1 - La Conscience est le Soi
Première interprétation - la Conscience qui a pour essence la liberté est le Soi :
Étant donné que ce qui n'est pas manifeste à la Conscience est sans existence, l'activité de la Conscience est universelle (Elle s'étend à tout, aussi bien au conscient qu'à l'inconscient.).
L'être conscient (cetana), qui prend conscience, est libre en toutes ses connaissances et ses activités. Il a pour nature caitanya, la Conscience, c'est-à-dire une parfaite liberté quant à toute connaissance et à toute activité. Et c'est le Bienheureux Paramasiva qui seul possède cette liberté absolue, car de lui uniquement dépendent les fonctions des êtres jusques et y compris les fonctions (cosmiques) de Siva-sans-relation (A ce stade la libre énergie commence à voiler le Soi qui perd l'intuition de sa véritable nature.).
Il a certes une infinité d'attributs comme l'éternité, l'omniprésence, l'absence de matière, mais que l'on peut trouver ailleurs (dans l'espace par exemple).

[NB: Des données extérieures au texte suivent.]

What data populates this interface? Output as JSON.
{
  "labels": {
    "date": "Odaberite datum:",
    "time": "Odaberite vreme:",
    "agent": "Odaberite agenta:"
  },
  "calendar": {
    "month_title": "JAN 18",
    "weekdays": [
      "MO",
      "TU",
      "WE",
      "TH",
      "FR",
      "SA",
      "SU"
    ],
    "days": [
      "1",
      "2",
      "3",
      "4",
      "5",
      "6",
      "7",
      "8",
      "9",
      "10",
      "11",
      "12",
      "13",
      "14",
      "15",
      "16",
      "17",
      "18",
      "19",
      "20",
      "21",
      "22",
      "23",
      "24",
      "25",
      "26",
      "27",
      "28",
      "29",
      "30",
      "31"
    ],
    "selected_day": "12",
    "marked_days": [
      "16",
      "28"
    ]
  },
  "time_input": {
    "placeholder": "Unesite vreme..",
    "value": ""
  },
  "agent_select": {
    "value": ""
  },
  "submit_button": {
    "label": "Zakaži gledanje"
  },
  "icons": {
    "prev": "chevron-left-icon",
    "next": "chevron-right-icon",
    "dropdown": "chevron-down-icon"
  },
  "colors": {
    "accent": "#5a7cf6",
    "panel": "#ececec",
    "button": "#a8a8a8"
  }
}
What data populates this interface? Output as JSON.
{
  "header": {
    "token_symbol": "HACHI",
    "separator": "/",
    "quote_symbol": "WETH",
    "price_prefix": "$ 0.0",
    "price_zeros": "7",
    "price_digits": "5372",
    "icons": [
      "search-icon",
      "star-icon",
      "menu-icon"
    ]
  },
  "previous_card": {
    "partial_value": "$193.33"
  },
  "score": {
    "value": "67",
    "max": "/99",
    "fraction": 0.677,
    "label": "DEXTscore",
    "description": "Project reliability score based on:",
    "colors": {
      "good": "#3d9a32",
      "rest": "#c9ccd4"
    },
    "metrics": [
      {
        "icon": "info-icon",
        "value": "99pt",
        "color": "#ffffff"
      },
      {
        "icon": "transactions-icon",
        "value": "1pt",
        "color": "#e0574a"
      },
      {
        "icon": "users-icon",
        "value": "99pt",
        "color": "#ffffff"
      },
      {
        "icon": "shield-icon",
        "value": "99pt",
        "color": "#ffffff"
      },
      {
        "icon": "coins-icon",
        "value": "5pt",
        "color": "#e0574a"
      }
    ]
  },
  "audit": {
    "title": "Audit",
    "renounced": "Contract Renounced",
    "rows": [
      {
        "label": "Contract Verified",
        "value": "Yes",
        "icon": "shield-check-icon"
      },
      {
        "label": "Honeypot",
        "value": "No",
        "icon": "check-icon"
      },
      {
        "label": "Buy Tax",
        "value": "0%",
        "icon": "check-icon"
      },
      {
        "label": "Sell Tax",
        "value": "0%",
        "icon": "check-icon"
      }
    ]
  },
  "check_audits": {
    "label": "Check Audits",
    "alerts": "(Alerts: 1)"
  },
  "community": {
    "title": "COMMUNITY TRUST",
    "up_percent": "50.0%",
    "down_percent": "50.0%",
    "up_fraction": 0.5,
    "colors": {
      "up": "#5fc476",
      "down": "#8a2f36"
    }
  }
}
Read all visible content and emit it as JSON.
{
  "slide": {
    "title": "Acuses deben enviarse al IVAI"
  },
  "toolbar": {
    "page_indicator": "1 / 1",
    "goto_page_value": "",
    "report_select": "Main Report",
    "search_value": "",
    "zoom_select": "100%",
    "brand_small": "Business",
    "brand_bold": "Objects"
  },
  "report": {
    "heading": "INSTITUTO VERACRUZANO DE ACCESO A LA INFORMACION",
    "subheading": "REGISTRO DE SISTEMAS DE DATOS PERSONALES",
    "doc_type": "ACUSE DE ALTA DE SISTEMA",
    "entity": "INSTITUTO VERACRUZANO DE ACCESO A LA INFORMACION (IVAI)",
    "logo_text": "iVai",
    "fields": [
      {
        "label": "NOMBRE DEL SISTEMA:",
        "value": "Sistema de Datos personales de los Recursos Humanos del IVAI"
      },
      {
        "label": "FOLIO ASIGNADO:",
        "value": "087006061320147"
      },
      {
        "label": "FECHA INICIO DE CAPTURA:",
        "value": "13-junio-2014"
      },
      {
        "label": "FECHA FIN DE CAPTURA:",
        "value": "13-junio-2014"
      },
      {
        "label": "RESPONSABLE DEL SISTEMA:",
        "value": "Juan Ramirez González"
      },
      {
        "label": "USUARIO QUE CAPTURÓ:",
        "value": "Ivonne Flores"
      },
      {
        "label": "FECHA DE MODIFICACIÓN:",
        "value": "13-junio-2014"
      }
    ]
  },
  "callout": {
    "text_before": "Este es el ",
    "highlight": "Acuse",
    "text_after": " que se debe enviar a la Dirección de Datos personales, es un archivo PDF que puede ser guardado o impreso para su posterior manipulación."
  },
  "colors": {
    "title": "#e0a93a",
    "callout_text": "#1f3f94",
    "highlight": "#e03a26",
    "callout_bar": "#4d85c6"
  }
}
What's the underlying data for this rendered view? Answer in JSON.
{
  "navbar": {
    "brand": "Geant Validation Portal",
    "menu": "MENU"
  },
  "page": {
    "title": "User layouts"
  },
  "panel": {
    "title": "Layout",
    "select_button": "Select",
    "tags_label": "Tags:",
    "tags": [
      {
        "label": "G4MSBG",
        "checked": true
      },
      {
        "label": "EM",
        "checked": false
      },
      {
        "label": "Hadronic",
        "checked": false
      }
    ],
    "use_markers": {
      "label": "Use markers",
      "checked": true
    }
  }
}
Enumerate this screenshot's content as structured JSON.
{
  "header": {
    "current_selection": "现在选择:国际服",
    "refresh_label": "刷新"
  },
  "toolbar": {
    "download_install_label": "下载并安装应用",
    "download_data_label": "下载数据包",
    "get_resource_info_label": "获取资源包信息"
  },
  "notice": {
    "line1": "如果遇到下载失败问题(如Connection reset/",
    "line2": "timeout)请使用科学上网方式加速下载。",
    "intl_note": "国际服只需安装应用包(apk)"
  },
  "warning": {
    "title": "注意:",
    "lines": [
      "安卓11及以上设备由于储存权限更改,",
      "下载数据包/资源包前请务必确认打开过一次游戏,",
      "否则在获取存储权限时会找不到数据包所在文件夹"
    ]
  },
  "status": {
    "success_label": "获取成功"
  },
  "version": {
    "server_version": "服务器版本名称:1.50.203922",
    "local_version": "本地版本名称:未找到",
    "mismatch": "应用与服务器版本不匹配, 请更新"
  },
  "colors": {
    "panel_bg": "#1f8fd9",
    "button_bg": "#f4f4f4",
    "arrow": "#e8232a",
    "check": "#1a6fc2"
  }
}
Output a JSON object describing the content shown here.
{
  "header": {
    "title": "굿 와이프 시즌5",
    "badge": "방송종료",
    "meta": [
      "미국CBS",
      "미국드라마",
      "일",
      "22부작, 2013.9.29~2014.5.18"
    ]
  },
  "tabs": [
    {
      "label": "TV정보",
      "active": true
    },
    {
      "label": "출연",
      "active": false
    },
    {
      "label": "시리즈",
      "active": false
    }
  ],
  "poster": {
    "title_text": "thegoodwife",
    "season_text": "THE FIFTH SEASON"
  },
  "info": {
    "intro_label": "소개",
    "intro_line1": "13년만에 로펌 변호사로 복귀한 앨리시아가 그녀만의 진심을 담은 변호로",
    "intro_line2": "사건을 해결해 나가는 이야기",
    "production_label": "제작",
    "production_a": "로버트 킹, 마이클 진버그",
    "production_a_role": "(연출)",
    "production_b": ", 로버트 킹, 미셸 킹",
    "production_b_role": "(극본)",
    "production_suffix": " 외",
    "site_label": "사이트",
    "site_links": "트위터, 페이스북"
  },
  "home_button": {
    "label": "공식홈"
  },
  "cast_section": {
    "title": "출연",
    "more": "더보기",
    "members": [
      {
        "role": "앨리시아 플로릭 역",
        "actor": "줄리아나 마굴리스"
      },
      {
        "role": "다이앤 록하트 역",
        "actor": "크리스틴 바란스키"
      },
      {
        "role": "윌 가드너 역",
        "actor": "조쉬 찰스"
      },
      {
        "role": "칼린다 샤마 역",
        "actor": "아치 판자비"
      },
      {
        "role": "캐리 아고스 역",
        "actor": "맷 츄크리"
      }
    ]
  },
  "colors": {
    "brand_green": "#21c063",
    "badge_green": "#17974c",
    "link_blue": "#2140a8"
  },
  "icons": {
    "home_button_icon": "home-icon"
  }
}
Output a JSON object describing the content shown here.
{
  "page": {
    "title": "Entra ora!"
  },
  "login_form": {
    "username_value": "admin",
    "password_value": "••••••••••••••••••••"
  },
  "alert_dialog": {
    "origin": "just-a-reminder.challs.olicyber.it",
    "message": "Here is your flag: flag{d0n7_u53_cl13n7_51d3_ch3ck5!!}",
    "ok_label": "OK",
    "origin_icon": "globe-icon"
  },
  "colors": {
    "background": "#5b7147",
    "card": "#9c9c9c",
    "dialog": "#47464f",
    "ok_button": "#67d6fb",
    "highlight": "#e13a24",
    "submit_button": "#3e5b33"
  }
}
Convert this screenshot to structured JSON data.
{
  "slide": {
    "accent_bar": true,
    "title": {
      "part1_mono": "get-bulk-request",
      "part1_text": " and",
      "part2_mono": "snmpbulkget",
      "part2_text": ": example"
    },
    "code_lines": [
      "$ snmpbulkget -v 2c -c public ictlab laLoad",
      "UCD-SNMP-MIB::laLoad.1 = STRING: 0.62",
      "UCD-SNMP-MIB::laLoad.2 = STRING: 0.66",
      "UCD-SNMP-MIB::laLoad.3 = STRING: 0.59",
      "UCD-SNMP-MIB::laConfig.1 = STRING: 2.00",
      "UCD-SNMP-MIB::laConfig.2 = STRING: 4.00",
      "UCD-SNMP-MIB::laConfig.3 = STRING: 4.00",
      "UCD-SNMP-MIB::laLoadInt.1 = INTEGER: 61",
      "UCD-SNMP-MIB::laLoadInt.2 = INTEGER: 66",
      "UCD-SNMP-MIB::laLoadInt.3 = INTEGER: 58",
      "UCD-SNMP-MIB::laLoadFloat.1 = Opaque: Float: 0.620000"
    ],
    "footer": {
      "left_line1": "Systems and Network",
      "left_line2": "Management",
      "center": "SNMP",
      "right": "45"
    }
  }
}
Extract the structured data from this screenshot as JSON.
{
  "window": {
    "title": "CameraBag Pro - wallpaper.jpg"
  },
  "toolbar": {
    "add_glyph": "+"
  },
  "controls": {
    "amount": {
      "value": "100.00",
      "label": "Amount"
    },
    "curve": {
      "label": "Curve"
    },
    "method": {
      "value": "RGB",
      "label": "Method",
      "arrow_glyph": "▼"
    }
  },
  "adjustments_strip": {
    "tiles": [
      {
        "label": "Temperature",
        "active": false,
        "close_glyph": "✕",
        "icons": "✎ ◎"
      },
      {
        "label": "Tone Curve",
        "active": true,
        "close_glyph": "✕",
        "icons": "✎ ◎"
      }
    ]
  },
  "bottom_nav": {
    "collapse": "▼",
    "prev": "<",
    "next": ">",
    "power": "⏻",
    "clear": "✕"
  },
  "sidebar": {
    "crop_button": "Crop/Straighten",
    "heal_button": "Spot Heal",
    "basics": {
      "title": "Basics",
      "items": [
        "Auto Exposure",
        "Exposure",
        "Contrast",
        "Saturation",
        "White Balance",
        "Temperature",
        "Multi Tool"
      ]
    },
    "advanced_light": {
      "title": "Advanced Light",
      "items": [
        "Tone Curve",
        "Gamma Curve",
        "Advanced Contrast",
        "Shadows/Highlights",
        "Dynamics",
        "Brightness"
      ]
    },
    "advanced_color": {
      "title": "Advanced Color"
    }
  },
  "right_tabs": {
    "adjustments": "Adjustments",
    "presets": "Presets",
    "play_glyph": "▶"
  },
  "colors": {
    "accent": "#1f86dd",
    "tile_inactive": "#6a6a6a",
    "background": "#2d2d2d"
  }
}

On démontre donc que la liberté qui n'apparaît nulle autre part est son attribut privilégié. Ainsi tout autre attribut étant exclu, on désigne la Conscience par le terme caitanya dont le suffixe ya exprime la nature abstraite (Selon un verset du Tantraloka d'Abhinavagupta 1, 28 : « le mot caitanya, état d'être conscient, dont la désinence ya désigne l'abstraction, est à jamais pure liberté que ne concerne aucune distinction comme le déclare le premier aphorisme des Sivasutra. Jayaratha semble distinguer samvit, la conscience dans laquelle domine l'énergie contenant l'ensemble des attributs, de caitanya, conscience en sa nature abstraite ou Siva en qui ne se manifeste aucun attribut.). Elle seule est essentiellement le Soi, elle et non quelque autre entité différenciée comme en admettent les partisans de la différenciation (Allusion aux systèmes réalistes Vaisesika, Nyaya, pour lesquels le Soi est inconscient.) : car si cette entité est privée de conscience, inanimée, elle ne peut être le Soi ; et si par contre elle est d'essence consciente, elle ne peut être différenciée.
En effet on ne peut poser de distinctions dans la Conscience telles les limitations de temps, d'espace et de modalités : si celles-ci diffèrent de la Conscience, elles ne se manifestent pas, privées de lumière consciente, elles n'existent pas ; et si elles sont douées de conscience, elles se manifestent et sont alors essentiellement « conscience ». On ne peut donc imputer la moindre distinction à la Conscience (ou au Soi).
Il n'est pas possible d'attribuer au Soi une différenciation de nature en ce qui n'est que Conscience, ni soutenir que le Soi est différencié en Soi multiples à cause de son association aux impuretés puisque celles-ci ne sont pas séparées de la Conscience (Elles aussi résident dans la Conscience puisque tout est conscience.) comme nous allons le dire.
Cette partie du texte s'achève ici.